Cutelo
_ A desgraçada, maldita “dus infernu” não parava de falar. – Disse BitShit DevilEvil, terminando torcer o pano que estava no rodo com o que ele limpava o chão, e continuou:
_ É blá, blá, blá, você não ajuda com a louça, você não ajuda a tirar pó, você não ajuda a limpar o chão! – tentando fazer voz fina, que ecoava agora no silencio da casa.
Sua esposa era modelo, e largou a carreira ao se encantar com aquele jovem jornalista que se formará a pouco e prometia uma carreira promissora como escritor. Hoje, vê na sala, sentado no sofá, um careca barrigudo que engorda dois ou três kilos sempre que pega seu canudo e algumas latas de cerveja. Um notebook nas pernas e nenhum livro editado.
Talvez por isso que ela vivia com a cabeça cheia de bobs e roupa de ficar em casa, gritando e reclamando, arrumando aquela casa que o serviço nunca acabava.
_ Ela sabia que a editora pediu o conto “O Autista”, falta três dias de prazo e não estou nem na metade! Mas nããããããão, ficava falando, falando, blá, blá, blá... blá, blá, blá... eu não conseguia escutar nem meus pensamentos. – Continuou BitShit DevilEvil, falando também incessantemente enquanto guardava o balde e rodo que usou para limpar o chão da sala e cozinha e se preparava para voltar para o notebook.
Mas o que aconteceu? O que fez careca barrigudo levantar-se e ajudar na limpeza que a esposa tanto reclamava a falta de ajuda?
Estava no quarta com o notebook trabalhando no conto. Sua esposa veio reclamando para perto dele. Sua voz entrava na sua cabeça, explodindo os tímpanos a cada agudo mais alto. Levantou-se lentamente e foi para sala, sem se importar com o falatório do satã – assim imaginava.
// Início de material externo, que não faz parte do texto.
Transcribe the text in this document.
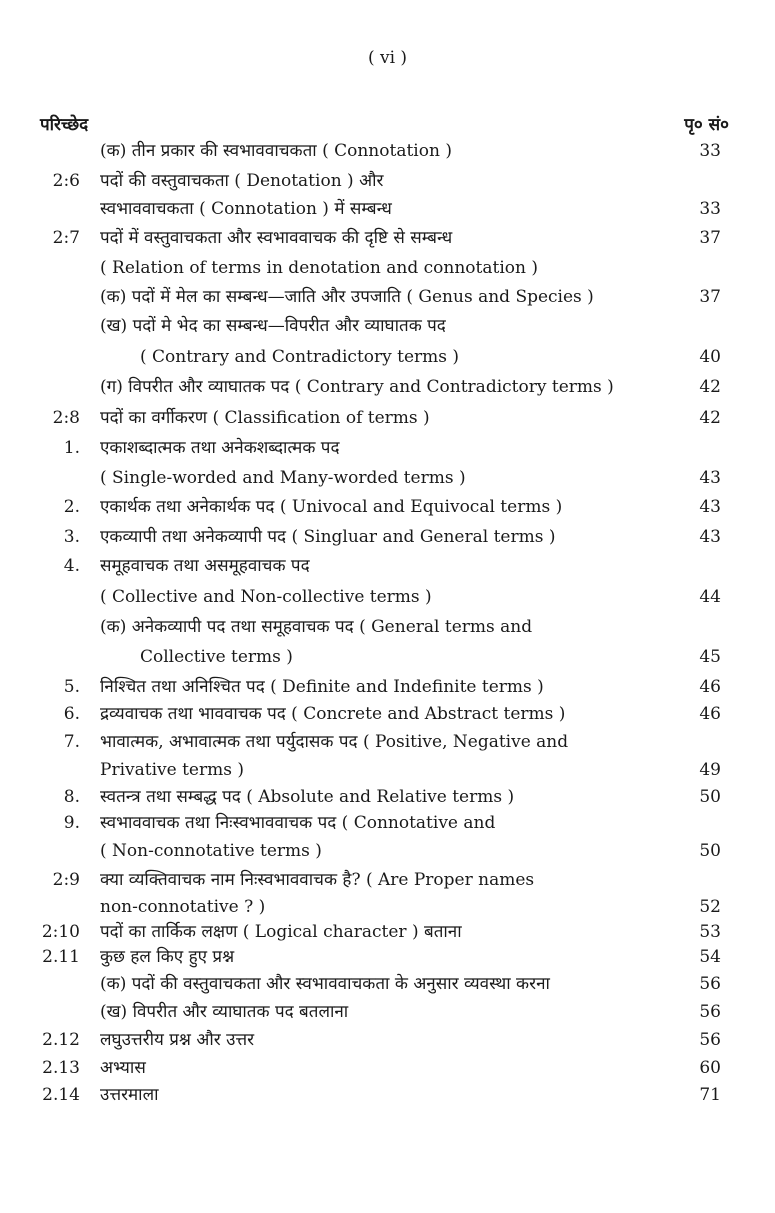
( vi )
परिच्छेद	पृ० सं०
(क) तीन प्रकार की स्वभाववाचकता ( Connotation )	33
2:6 पदों की वस्तुवाचकता ( Denotation ) और
स्वभाववाचकता ( Connotation ) में सम्बन्ध	33
2:7 पदों में वस्तुवाचकता और स्वभाववाचक की दृष्टि से सम्बन्ध	37
( Relation of terms in denotation and connotation )
(क) पदों में मेल का सम्बन्ध—जाति और उपजाति ( Genus and Species )	37
(ख) पदों मे भेद का सम्बन्ध—विपरीत और व्याघातक पद
( Contrary and Contradictory terms )	40
(ग) विपरीत और व्याघातक पद ( Contrary and Contradictory terms )	42
2:8 पदों का वर्गीकरण ( Classification of terms )	42
1. एकाशब्दात्मक तथा अनेकशब्दात्मक पद
( Single-worded and Many-worded terms )	43
2. एकार्थक तथा अनेकार्थक पद ( Univocal and Equivocal terms )	43
3. एकव्यापी तथा अनेकव्यापी पद ( Singluar and General terms )	43
4. समूहवाचक तथा असमूहवाचक पद
( Collective and Non-collective terms )	44
(क) अनेकव्यापी पद तथा समूहवाचक पद ( General terms and
Collective terms )	45
5. निश्चित तथा अनिश्चित पद ( Definite and Indefinite terms )	46
6. द्रव्यवाचक तथा भाववाचक पद ( Concrete and Abstract terms )	46
7. भावात्मक, अभावात्मक तथा पर्युदासक पद ( Positive, Negative and
Privative terms )	49
8. स्वतन्त्र तथा सम्बद्ध पद ( Absolute and Relative terms )	50
9. स्वभाववाचक तथा निःस्वभाववाचक पद ( Connotative and
( Non-connotative terms )	50
2:9 क्या व्यक्तिवाचक नाम निःस्वभाववाचक है? ( Are Proper names
non-connotative ? )	52
2:10 पदों का तार्किक लक्षण ( Logical character ) बताना	53
2.11 कुछ हल किए हुए प्रश्न	54
(क) पदों की वस्तुवाचकता और स्वभाववाचकता के अनुसार व्यवस्था करना	56
(ख) विपरीत और व्याघातक पद बतलाना	56
2.12 लघुउत्तरीय प्रश्न और उत्तर	56
2.13 अभ्यास	60
2.14 उत्तरमाला	71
Para sua surpresa ela foi atrás dele. E ficava falando, falando, tirando pó dos móveis limpos. Calmamente se levantou e foi para cozinha, carregando, como sempre, o seu conto embaixo do braço.
Nem meia hora depois, ela estava lá, falando, falando com aquela voz esganiçada.
Enquanto ela falava, falava, passando pano no micro-ondas limpo, ele, levemente como uma bailarina, levantou-se foi a gaveta de talheres e pegou o maior cutelo de churrasco. Vagarosamente, como um gato a espreita de sua caça, foi até ela que estava de costas e deu-lhe um golpe no meio da cabeça, o que encerrou imediatamente o falatório do demônio.
Não contente, forçou para tirar o machado da cabeça dela e atacou seguidamente mais dezoito golpes, o que dilacerou totalmente sua caixa craniana.
Voltou a pia, pegou a scotch-brite e detergente e lavou o cutelo assoviando uma canção de Choppin, Nocturno.
Assoviando agora Blade Runner de Vangelis, pegou o corpo embrulhou-o com sacos de lixo e fita adesiva e colocou dentro do sofá. O sofá o qual ele geralmente sentava para escrever seus contos e artigos para sustentar a “voz do capeta”.
Encerrou os assovios com Lacrimosa de Mozart, enquanto ia para lavanderia pegar o balde, rodo e água sanitária para limpar o maldito sangue espalhado pelos cômodos e preparar-se para voltar a escrever seu conto com toda a paz do mundo que Deus ofereceu aos homens de bem.